In our town square is a piece of installation art consisting of 300 rods of equal length arranged in a cubic lattice. The whole structure balances on a single vertex, with the diagonally opposite vertex at the top. Each rod contains an LED strip light, which can be independently switched on and off. A microprocessor controls this, lighting up the rods that form the shortest continuous path between the bottom and top vertices.

Each combination of rods (meeting the shortest continuous path criterion) is lit up for 10 seconds, then another and so on, until all combinations have been displayed, when the cycle starts again.
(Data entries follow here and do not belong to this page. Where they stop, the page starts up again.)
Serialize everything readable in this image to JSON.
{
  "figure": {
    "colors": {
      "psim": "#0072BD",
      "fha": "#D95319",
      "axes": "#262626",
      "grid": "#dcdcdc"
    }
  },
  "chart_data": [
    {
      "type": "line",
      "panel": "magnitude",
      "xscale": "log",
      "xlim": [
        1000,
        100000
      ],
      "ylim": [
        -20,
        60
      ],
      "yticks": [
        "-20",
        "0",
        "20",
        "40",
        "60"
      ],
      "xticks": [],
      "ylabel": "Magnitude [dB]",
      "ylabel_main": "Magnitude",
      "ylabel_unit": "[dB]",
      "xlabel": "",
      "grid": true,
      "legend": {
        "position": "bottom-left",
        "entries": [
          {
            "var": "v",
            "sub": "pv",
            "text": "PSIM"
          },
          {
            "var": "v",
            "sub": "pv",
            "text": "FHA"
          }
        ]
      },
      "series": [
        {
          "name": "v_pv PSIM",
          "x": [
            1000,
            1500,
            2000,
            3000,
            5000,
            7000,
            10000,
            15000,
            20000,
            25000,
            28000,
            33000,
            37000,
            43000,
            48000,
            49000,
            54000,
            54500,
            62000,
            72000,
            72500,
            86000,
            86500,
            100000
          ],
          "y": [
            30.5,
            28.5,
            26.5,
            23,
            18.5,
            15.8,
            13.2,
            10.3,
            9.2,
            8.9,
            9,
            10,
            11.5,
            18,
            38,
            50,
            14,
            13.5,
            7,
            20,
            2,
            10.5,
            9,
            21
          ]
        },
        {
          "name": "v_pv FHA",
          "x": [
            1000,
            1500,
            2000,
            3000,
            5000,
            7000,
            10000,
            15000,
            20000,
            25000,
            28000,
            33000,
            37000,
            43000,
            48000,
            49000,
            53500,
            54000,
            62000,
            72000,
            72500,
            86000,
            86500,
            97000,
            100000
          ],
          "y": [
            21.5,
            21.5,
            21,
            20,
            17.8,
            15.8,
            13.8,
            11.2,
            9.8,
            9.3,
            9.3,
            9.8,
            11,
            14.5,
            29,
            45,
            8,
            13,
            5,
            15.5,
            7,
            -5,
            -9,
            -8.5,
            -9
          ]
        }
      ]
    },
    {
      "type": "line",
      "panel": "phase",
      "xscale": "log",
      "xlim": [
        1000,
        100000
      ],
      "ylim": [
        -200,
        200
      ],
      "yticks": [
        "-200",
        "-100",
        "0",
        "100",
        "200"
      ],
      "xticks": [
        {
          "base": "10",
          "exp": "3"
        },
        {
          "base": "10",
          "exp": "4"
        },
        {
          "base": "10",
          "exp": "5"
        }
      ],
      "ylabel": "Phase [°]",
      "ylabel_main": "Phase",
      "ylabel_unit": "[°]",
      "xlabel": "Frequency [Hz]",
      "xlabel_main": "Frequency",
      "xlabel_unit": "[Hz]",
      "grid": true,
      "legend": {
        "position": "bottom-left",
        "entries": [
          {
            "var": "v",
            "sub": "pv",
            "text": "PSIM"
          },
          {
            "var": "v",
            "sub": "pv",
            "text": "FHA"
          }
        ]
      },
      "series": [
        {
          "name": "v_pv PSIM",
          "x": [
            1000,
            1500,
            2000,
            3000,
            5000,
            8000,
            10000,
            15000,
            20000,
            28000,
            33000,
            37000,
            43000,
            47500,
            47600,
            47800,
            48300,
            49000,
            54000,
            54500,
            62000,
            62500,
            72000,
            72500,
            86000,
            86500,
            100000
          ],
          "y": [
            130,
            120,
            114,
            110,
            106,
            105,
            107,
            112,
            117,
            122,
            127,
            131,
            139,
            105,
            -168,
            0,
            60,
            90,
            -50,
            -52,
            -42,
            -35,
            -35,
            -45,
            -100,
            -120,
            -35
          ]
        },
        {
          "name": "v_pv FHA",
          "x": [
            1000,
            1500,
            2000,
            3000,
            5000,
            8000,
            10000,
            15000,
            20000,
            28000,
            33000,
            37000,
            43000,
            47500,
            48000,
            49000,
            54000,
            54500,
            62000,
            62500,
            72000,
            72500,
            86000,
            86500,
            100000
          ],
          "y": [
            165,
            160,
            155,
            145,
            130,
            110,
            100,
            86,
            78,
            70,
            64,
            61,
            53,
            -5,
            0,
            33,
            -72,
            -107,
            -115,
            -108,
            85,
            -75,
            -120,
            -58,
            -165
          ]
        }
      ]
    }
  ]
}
How long does it take to complete a full cycle?

In a cubic lattice *n* cubes on a side, there are *n*^{3} small cubes which if separated would have 12*n*^{3} edges. In the lattice 12*n* of these edges lie on the edge of the big cube; each contributes 1 rod to the total. There are 4*n*^{2} edges lying in the each of the 6 faces of the big cube, of which 4*n*^{2}–4*n* in each face are *not* on an edge of the big cube, or in total 24(*n*^{2}–*n*) such edges; each coincides with another such edge so each contributes 1/2 rod to the total. Left over are 12*n*^{3}–12*n*–24(*n*^{2}–*n*) edges which lie in the interior of the big cube; each coincides with three other such edges so each contributes 1/4 rod to the total. Therefore there are 12*n*+12(*n*^{2}–*n*)+3*n*^{3}–3*n*–6(*n*^{2}–*n*) = 3*n*^{3}+6*n*^{2}+3*n = *3*n(**n*+1)^{2} rods. For *n* = 1, 2, 3, 4… this is 12, 54, 144, 300… rods. So the installation art cube is 4 rods on a side.

So now how many ways can you draw the shortest path between diagonally opposite vertices? If we label the three mutually perpendicular edge directions as north/south, east/west, and up/down, then each such path starting from the south/west/downwardsmost vertex must contain exactly four steps to the north, four to the east, and four upwards. That is, 12 steps, four of each of three kinds. Or more generally, 3*n* steps, *n* of each of three kinds. The number of possibilities is (3*n)*!/(*n*!)^{3}. For *n* = 1, 2, 3, 4… this is 6, 90, 1680, 34650… possible paths. So a full cycle for an *n*=4 cube at 10 seconds per path is 346500 ~~minutes~~ seconds or ~~240~~ 4 days, 15 ~~hours~~ minutes.